广州数学大讲坛第十期

第九十五讲——天津工业大学李晓月教授学术报告


题目:Strong convergence of multiscale truncated Euler-Maruyama method for super-linear slow-fast stochastic differential equations

时间:2023年11月13日(星期一)下午4:00——5:30

地点:理学实验楼312

报告人:李晓月教授

摘要:This work focuses on solving super-linear stochastic differential equations (SDEs) involving different time scales numerically. Taking advantages of being explicit and easily implementable, a multiscale truncated Euler-Maruyama scheme is proposed for slow-fast SDEs with local Lipschitz coefficients. By virtue of the averaging principle, the strong convergence of its numerical solutions to the exact ones in pth moment is obtained. Furthermore, under mild conditions on the coefficients, the corresponding strong error estimate is also provided.
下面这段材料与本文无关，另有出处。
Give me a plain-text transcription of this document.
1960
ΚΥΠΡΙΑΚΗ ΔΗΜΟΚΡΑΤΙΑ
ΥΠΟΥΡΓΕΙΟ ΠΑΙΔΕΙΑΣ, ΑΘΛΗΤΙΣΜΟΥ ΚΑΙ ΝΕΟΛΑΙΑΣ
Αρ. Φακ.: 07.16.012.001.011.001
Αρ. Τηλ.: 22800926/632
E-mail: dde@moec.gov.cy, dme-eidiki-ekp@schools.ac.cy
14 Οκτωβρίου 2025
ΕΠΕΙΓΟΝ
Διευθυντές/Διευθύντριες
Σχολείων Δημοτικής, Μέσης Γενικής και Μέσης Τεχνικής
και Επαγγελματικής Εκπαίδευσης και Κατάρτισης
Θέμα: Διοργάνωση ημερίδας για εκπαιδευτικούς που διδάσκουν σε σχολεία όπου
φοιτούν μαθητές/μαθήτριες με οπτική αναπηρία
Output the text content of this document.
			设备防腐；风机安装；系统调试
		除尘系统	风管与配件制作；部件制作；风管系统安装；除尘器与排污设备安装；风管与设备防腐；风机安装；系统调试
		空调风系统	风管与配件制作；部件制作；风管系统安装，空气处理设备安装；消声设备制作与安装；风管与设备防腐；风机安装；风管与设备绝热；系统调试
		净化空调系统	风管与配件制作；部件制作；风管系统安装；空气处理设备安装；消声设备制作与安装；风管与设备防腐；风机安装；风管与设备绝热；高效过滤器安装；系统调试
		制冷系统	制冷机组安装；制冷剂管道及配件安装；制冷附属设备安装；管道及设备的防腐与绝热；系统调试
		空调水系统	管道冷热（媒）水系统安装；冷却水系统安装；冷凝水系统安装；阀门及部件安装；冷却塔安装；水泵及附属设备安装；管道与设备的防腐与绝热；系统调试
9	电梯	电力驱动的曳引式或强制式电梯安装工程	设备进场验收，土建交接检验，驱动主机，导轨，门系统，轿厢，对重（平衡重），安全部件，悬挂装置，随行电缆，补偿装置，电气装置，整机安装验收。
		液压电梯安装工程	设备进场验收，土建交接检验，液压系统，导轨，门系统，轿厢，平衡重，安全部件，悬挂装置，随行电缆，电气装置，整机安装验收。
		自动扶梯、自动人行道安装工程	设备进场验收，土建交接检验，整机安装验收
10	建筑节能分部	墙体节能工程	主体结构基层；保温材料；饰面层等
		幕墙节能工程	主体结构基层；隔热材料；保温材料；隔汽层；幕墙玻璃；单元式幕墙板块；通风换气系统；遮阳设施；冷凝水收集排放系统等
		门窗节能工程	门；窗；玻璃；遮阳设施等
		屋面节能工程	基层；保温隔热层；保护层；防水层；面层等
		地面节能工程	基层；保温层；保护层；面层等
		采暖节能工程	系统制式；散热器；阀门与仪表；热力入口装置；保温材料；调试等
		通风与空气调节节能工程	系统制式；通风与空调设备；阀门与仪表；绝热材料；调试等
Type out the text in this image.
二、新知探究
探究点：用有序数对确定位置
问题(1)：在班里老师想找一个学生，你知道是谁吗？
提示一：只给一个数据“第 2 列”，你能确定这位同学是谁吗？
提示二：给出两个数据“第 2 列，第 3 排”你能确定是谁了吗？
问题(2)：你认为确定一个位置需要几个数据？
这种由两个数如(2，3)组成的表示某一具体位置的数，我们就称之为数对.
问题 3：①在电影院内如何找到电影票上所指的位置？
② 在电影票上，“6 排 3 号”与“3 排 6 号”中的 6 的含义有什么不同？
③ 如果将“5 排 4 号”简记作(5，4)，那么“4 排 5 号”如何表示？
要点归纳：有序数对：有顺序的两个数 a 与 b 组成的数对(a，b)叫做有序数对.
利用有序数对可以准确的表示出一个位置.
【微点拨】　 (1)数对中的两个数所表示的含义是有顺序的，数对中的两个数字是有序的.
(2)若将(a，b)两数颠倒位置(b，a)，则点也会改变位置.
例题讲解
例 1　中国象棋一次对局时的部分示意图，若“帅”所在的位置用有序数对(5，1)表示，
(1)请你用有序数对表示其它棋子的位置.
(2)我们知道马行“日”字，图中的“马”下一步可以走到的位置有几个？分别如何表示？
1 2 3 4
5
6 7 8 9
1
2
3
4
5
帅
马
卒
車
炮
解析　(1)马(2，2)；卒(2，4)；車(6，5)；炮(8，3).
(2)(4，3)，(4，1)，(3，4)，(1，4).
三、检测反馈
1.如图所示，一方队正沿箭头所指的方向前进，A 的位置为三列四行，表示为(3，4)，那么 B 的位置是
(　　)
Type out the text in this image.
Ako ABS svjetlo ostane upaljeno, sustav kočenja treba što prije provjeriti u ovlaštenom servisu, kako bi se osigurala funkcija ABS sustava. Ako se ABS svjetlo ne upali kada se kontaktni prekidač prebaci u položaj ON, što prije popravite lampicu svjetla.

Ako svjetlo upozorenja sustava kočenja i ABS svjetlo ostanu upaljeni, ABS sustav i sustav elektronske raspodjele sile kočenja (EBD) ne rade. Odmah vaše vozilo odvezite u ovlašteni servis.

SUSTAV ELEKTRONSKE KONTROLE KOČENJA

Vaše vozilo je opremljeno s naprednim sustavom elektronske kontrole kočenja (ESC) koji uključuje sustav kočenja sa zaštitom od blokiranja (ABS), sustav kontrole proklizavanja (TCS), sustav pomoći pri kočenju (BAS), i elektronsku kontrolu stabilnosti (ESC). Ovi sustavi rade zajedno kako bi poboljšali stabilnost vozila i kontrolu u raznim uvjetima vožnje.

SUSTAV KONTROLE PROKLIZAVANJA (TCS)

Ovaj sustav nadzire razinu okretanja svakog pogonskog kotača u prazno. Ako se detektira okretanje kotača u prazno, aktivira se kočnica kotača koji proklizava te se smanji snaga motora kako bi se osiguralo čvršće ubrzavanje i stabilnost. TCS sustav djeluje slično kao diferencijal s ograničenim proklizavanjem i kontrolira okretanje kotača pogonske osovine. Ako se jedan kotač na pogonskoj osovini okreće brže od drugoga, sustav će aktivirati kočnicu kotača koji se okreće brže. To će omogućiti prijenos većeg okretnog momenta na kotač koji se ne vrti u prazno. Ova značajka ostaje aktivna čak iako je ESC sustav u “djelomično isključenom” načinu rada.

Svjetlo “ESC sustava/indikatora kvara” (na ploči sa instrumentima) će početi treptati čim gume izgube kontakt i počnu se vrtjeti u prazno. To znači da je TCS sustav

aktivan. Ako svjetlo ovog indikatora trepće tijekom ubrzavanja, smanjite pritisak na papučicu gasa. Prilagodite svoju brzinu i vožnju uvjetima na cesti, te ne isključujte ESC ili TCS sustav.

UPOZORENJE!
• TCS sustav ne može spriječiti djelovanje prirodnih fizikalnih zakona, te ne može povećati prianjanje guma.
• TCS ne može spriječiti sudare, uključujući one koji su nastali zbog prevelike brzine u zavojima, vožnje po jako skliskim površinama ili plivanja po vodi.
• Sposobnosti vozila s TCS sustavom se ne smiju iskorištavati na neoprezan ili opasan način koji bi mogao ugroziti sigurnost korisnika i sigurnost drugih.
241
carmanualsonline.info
Finally, two examples and some numerical simulations are given to verify the theoretical results.

报告人简介:

李晓月,天津工业大学数学科学学院教授,博士生导师,美国数学会评论员。长期从事随机微分方程稳定性理论、数值逼近的研究, 在《SIAM J. Numer. Anal.》、 《SIAM J. Appl. Math.》、《Math. Comp.》 等国际期刊上发表SCI论文40余篇。主持国家自然科学基金面上项目3项、国家自然科学基金青年项目1项和省部级项目多项,参与国家重点研发计划项目的研究工作。